Fast, Locally Adaptive Inference for Machine Learning in Graphical Models

Graphical models are a powerful tool in machine learning with successful applications in diverse areas such as medical diagnosis, natural language processing, robotics, speech recognition and analysis of genetic data. Despite this success, modern data sets place new demands on the graphical modelling framework, because the models can be enormous, but exact inference in graphical models is intractable. Despite the extensive literature on approximate inference, there is still a huge gap between the largest data sets that we wish to analyse and the largest graphical models that we can handle.

In order to meet the challenges of these new applications, this project concerns new approximate inference algorithms for the large-scale graphical models that arise in practical applications of machine learning. Very few existing inference algorithms can handle extremely large models with continuous variables, and important classes of inference algorithms, such as Monte Carlo techniques, have not been scaled to such models at all. Computationally efficient inference would significantly expand the range of applications to which the graphical modelling framework can be applied.

The work in this proposal has the potential for substantial economic benefits, because better inference algorithms will enable the graphical modelling framework to be applied with less effort to a broader variety of problems. Graphical modelling provides a powerful, principled reasoning framework that has proven successful for problems in which there is noisy data that only indirectly indicates the true variables of interest. Clearly, this describes a broad variety of applications, both in academia and industry, and for this reason the range of successful applications of graphical modelling has been impressive---including mobile robotics, computer vision, social network analysis, managing online advertisements, and automatically extracting information from product reviews.

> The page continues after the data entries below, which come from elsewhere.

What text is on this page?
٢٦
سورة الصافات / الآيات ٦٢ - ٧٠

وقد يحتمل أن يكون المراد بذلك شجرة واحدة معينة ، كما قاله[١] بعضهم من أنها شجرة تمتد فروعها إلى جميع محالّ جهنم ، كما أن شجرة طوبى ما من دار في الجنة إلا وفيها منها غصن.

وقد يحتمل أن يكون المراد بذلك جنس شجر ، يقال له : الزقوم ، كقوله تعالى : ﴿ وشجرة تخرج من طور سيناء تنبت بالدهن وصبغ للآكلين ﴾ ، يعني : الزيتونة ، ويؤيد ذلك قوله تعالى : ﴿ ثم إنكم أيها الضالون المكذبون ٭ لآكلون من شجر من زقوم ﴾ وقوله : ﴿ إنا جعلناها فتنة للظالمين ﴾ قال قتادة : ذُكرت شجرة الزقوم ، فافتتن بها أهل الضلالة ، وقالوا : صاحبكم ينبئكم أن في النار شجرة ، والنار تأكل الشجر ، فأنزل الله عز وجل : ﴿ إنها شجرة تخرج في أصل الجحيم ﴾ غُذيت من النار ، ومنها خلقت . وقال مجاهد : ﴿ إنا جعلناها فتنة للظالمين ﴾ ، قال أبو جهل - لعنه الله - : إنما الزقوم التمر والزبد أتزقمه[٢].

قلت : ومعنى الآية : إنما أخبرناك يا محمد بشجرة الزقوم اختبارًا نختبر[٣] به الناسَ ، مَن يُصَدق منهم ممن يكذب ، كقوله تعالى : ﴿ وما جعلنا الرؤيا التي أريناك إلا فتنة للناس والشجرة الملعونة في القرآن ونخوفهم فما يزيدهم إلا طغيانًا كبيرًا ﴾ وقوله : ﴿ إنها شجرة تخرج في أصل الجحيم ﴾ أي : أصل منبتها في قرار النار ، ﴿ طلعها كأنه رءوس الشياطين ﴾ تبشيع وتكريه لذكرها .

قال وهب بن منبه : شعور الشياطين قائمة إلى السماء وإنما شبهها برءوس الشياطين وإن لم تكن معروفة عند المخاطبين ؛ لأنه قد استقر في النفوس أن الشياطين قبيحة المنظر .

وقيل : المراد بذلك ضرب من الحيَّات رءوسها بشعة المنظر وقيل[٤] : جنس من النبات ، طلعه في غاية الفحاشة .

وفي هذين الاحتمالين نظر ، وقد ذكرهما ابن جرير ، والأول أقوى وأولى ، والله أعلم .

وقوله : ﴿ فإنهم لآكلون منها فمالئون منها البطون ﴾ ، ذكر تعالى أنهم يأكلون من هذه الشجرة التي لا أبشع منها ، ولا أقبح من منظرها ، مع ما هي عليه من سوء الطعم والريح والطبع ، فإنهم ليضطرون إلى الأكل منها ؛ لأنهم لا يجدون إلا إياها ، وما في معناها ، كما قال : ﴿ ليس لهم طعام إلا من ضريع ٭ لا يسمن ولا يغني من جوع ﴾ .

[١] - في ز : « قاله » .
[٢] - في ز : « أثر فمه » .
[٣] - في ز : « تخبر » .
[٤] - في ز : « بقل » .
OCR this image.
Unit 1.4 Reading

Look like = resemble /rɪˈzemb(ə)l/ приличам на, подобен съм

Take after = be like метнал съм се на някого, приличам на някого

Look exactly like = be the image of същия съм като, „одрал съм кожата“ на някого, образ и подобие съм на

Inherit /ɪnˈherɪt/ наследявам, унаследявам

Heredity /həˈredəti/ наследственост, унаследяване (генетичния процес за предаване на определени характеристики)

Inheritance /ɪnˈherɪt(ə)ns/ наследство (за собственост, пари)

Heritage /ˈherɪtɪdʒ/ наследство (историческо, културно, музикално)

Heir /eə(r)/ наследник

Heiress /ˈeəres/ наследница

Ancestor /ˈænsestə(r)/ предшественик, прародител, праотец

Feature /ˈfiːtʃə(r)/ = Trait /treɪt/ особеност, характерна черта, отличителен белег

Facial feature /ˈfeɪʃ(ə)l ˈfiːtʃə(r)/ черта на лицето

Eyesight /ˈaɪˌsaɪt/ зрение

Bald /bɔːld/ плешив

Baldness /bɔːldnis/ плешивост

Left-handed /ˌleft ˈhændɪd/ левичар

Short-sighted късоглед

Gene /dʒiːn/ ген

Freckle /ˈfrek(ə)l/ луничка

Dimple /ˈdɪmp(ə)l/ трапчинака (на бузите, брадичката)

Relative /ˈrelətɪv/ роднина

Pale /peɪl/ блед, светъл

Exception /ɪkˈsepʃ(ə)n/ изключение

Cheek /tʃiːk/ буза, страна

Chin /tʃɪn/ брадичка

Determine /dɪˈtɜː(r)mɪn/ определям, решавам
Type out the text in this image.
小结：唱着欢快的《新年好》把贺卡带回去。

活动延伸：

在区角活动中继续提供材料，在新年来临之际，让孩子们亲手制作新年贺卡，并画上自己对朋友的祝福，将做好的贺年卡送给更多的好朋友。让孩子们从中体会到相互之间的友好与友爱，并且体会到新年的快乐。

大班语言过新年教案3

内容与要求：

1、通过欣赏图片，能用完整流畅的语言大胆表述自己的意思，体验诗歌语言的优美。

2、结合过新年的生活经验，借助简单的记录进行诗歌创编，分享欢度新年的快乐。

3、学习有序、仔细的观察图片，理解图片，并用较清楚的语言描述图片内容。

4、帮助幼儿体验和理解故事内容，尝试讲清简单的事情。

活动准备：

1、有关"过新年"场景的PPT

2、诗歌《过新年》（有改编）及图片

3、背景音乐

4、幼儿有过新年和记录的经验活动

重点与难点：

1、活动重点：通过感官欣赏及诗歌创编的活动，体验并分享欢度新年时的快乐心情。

Despite this success, we believe that graphical modelling has even broader potential for explosive success throughout industry, but this potential cannot be realised without fundamental research into scalable inference algorithms.

The problem is that graphical models are more difficult to apply than they should be. An external user canot really be expected to apply general graphical models without either collaborating with an expert in graphical models or becoming an expert themselves. Although the graphical modelling approach has high practical usefulness, unfortunately the expertise needed to apply it is also high. New, scalable inference inference algorithms have the potential to significant reduce the burden of applying the graphical modelling approach, enabling new industrial applications.